Ballotés de petits boulots en petits boulots, suite ou même pendant des études qui ne les mènent à rien de toutes manières, ces jeunes sont comme des troupeaux de bétail qu’on utilise comme on le souhaite et quand on le souhaite, selon les besoins. Main-d’œuvre flexible car peu récalcitrante à accepter n’importe quel travail dans n’importe quelle condition, mais toujours prête à dépenser le peu qu’elle gagne dans les derniers gadgets à la mode pour mieux fuir cette précarité insupportable à travers un divertissement permanent, elle représente l’ultime stade du mouton dont même la misère devient un produit commercialisable à travers un jeu subtil de manipulations mentales. Le lien qu’entretiennent les Kildren de ce roman avec la réalité du Japon actuel se montre en fait assez évident.

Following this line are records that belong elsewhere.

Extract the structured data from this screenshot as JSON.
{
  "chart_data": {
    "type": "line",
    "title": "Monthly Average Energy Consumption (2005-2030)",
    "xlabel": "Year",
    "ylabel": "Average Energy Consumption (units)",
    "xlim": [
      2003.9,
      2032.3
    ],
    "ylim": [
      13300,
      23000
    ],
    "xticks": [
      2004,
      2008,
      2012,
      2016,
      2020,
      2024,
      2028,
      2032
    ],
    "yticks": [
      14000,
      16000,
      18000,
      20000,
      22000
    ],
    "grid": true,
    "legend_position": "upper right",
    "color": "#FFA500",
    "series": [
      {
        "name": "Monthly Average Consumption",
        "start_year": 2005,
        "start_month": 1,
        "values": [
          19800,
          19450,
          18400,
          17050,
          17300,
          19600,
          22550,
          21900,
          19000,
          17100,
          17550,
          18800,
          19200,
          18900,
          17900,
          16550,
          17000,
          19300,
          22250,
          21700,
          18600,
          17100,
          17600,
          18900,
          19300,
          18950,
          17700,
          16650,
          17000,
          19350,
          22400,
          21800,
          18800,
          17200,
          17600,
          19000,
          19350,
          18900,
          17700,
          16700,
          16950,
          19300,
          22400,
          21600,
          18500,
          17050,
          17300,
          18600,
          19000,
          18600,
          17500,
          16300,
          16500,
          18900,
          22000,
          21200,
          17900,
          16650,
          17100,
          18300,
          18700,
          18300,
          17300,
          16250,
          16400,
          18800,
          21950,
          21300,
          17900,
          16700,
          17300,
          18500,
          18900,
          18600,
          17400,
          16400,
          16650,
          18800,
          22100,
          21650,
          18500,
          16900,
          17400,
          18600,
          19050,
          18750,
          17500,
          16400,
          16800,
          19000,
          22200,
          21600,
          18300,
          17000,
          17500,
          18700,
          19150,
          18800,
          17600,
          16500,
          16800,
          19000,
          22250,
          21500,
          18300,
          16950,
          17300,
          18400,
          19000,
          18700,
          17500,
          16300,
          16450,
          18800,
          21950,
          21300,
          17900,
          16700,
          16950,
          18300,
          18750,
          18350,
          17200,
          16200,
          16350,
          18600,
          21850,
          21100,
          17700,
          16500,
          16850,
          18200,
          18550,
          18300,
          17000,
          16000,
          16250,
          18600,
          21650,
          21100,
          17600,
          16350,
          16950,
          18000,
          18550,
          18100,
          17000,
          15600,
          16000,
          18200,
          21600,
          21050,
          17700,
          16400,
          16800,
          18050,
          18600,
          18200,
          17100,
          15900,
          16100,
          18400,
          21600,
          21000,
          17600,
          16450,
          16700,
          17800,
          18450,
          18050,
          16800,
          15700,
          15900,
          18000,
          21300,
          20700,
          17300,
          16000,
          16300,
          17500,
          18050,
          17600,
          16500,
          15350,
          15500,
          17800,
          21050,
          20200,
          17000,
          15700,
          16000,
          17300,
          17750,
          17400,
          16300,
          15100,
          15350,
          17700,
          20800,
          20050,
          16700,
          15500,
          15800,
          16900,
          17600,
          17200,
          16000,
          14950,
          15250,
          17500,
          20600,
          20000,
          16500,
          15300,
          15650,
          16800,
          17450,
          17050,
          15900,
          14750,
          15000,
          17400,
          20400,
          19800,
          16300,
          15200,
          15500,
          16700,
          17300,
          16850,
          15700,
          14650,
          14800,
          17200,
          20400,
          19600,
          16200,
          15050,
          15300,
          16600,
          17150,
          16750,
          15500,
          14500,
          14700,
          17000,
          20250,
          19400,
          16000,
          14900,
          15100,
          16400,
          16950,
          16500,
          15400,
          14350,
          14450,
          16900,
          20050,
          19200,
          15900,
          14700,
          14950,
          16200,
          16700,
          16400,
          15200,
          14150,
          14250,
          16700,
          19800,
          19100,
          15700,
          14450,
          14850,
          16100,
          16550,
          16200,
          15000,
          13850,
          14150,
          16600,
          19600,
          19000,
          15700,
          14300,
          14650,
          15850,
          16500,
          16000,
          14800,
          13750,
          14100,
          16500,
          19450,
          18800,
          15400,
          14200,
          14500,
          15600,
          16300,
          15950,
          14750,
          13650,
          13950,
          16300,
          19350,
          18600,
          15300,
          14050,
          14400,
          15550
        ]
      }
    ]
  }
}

À travers un style lent et presque contemplatif parfois, qui illustre à merveille l’état d’esprit du narrateur, ses contradictions et ses excès, dont il est d’ailleurs assez douloureusement conscient, Hiroshi
Mori
nous dresse ici un portrait pour le moins désabusé d’un Japon contemporain parvenu à bout de souffle, dont le bien lourd passé ne parvient plus à constituer une base culturelle solide tant il s’est trouvé détourné par une histoire récente qui l’a conduit à un effacement progressif et tout aussi assurément inéluctable de ses valeurs fondamentales. Il ne faut pas pour autant y voir un cri du cœur pour une époque révolue dont la violence et l’intolérance ne laissent plus aucun doute, mais bel et bien le constat amer et cynique d’une dérive qui a produit un présent sans lendemain.Une nation qui, somme toute, et en dépit de l’illusion de ses succès des années 60 et 70, n’a jamais su s’adapter pleinement à la modernité – ce qui du reste est aussi le cas de beaucoup d’autres…
Adaptations :
The Sky Crawlers, un long-métrage d’animation réalisé par Mamoru Oshii en 2008. Ce film connut lui-même une adaptation en jeu vidéo de combat aérien, The Sky Crawlers: Innocent Aces, développé par l’équipe Project Aces de Namco pour la Wii et sorti au Japon la même année que le film d’Oshii. Ce jeu eut lui aussi sa propre adaptation, sous forme de manga dessiné par Yūho Ueji et sous le même titre.